Свечи на ветру Канович Григорий
— Что я? — надулся Эфраим Клингман.
— Вы что возьмете? Запах бензина?
На станции дед сказал провожавшему его могильщику:
— Посмотри за Даниилом. Я скоро вернусь.
Когда поезд отошел от станции, Иосиф подошел ко мне и пробасил:
— Судьбу не перехитришь.
— Что?
— Ты знаешь, малыш, почему твой дед поехал?
— Не знаю.
— Богадельня там же, где и тюрьма. В том же городе. Старик решил повидать Саула.
Я стоял, ошарашенный, и едва сдерживал слезы. Бедный дед! Он, видно, забыл, что отец бежал из тюрьмы, был пойман и сослан в другой город, где-то на севере Литвы. А может, бабушка не успела ему перед смертью сказать об этом.
Вдаль убегали умытые первым весенним дождем рельсы, такие бессмысленные без поезда, без гудка паровоза и чумазого лица машиниста.
— Он сбежит из богадельни, — сказал я, глядя на рельсы и мигая, чтобы не заплакать.
— Не те ноги, — буркнул могильщик. — Ну как, малыш, пойдешь ко мне в ученики?
— Нет.
Теперь рельсы были похожи на двух пустившихся наперегонки змей.
— Настоящий мужчина не должен спешить с ответом. Подумай.
— Нет.
— Еще раз подумай. Или, может, ты соскучился по приютским харчам?
Я бросился бежать со станции и опомнился только, когда влетел во двор Пранаса.
— А Пранукас на фабрике, — пропела тетка Тересе.
— На фабрике?
— С сегодняшнего дня он на жалованье. А ты, небось, голоден?
— Нет.
— Приходи вечером. Тогда и попрощаетесь.
— А я не прощаться.
— Разве ты остаешься в местечке? Я слышала, будто тебя забирают в приют, — снова пропела тетка Тересе.
— Никуда меня не забирают, — сказал я и уныло поплелся на мебельную фабрику.

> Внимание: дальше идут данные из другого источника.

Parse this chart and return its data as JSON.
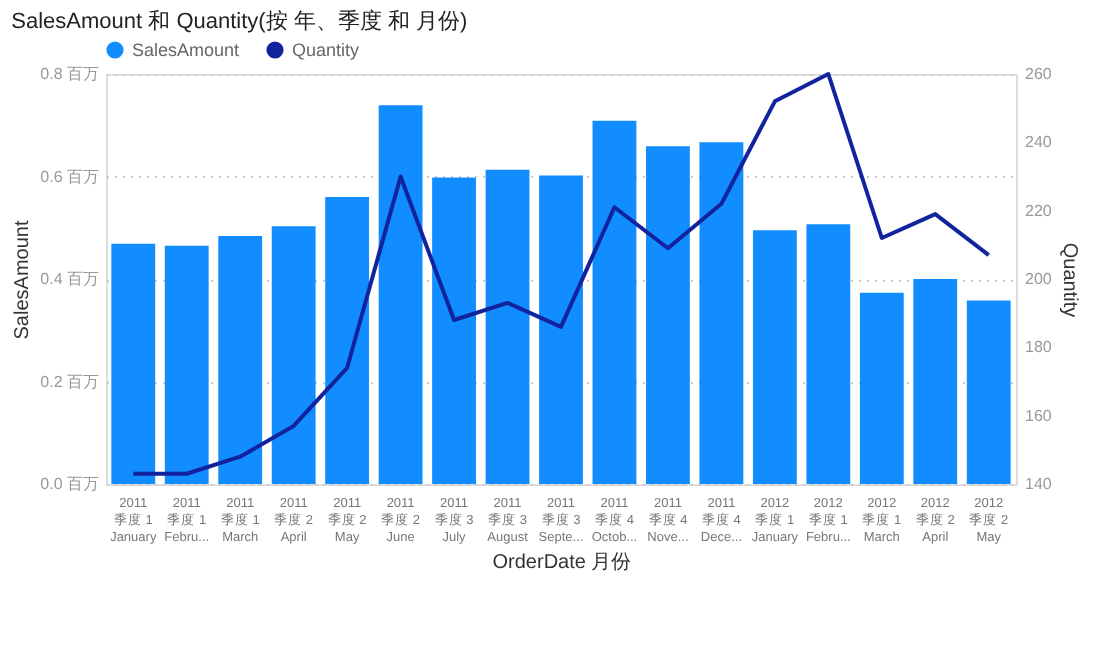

Во дворе фабрики всегда пахло стружкой, столярным клеем и тайной. Я иногда лазил туда через забор за щепками для растопки. Перелезу, бывало, упаду на стружки и слушаю, как поют пилы, как снуют стамески и гудят оконные стекла. Я забывал про бабушку, про нашу облезшую печь и затаив дыхание глядел, как широкоплечие, молчаливые парни грузят на машины или на возы полированные стулья, шкафы и даже кровати. Никогда в жизни я не сидел на таком стуле, не спал в такой кровати. Я зажмуривался и мысленно растягивался на мягком матраце, накрывался пуховым шелковым одеялом или откидывался на блестящую спинку стула и давал разные сердитые распоряжения. Но больше всего мне на фабрике нравились сами столяры. Они не были похожи ни на деда, ни на могильщика, ни на господина Дамского. Молодые и сильные, столяры порой целыми сутками бездельничали, а дед ворчал на бабушку, когда та посылала меня за щепками:
— На фабрике полиция.
— Ну и что? — как ни в чем не бывало отвечала бабушка. — Даниил же не бастует.
— Бастуй, Даниил, бастуй, — кричал дед, но я не понимал, чего он от меня хочет.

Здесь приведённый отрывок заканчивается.